Chris Johnson, Ph.D.,
Director, Scientific Computing and Imaging (SCI) Institute,
School of Computing,
University of Utah
Eugene Kolker, Ph.D.,
Chief Data Officer, Seattle Children's,
Co-Founder and Chair, Executive Committee of DELSA, Data-Enabled Life Sciences Alliance International
This follows up our successful first meetings in this series at HPDC’11 and HPDC’10, which are well documented at ECMLS2011 and ECMLS2010. The basic motivation is as before with the dramatic important of next generation sequencers in biology and the need for corresponding increase in new algorithms and new computing systems growing more apparent. Recent workshops in the USA such as DISW2 have emphasized this and recently has prompted setting up the Data-Enabled Life Science Alliance DELSA that will aim to coordinate the community for which our proposed workshop would be a natural technical outlet.

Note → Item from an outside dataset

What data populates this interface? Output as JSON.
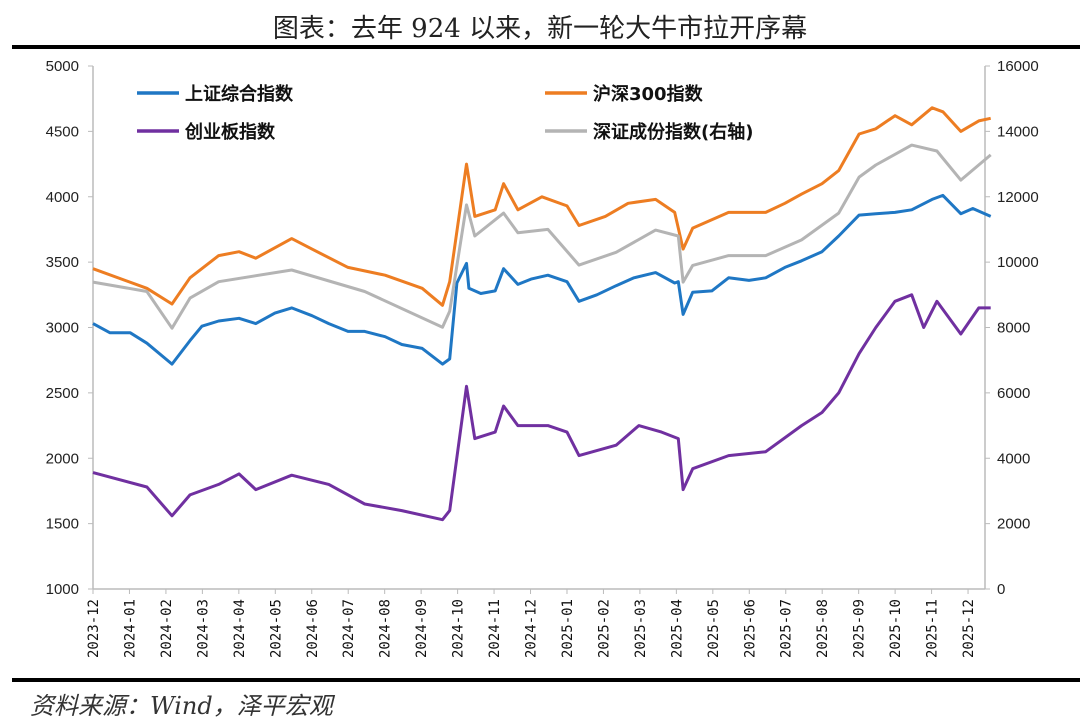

Computing systems are rapidly changing with multicore, GPUs, clusters, volunteer systems, clouds, and grids offering a confusing dazzling array of opportunities. New programming paradigms such as MapReduce and Many Task Computing have joined the traditional repertoire of workflow and parallel computing for the highest performance systems. Meanwhile the Life Sciences are continuing to expand in data generated with continuing improvement in the instruments for high throughput analysis. This “fourth paradigm” (observationally driven science) is joined by complex systems or biocomplexity that can build phenomenological models of biological systems and processes. This workshop juxtaposes these trends seeking those computational methods that will enhance scientific discovery in the life sciences arena.

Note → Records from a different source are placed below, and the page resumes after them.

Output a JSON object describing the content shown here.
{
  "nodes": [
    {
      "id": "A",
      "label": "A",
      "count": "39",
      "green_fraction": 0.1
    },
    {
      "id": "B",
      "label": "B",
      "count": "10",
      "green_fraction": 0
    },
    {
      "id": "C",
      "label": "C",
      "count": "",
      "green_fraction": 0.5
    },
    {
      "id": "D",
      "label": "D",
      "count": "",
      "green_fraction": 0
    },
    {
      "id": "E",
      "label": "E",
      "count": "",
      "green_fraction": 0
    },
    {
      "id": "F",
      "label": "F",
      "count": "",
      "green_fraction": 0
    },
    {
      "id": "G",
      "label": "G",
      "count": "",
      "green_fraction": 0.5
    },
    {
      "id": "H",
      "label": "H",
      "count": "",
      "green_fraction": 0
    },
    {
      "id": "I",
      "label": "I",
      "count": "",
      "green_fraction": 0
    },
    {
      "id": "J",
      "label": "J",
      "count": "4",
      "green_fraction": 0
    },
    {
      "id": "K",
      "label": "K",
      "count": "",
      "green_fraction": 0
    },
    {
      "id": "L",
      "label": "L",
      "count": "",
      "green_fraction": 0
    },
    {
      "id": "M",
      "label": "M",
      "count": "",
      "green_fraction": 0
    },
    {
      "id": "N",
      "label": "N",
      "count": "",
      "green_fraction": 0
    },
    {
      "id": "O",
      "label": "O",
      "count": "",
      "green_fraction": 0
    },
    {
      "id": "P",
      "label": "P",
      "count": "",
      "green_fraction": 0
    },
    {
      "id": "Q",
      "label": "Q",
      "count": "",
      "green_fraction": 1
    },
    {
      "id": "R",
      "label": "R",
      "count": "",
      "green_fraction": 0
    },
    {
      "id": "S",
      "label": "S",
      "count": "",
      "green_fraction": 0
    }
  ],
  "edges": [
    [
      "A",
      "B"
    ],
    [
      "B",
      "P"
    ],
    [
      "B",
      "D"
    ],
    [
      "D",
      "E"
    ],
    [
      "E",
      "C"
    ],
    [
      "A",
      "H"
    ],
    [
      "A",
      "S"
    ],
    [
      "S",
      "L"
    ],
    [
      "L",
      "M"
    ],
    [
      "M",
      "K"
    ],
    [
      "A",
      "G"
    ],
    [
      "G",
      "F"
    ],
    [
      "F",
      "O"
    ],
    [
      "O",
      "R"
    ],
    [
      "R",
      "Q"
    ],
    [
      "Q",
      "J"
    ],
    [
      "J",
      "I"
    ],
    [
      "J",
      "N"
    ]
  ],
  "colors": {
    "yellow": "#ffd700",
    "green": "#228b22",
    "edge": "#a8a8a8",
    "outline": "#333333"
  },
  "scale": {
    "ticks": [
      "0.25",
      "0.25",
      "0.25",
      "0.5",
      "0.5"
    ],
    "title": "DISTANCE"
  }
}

The purpose of this the workshop is to provide the opportunity for researchers, scientists, engineers, and students to discuss and share the latest research in parallel and distributed high performance systems applied to Life Science problems. It aims to offer an interactive environment for investigators working on novel “computational thinking” for (Systems) Biology, Bioinformatics, Biocomplexity and Cheminformatics, so that future activities and collaborations will be initiated, as well as fostering discussions about the utilization of HPDC systems in their respective research initiatives.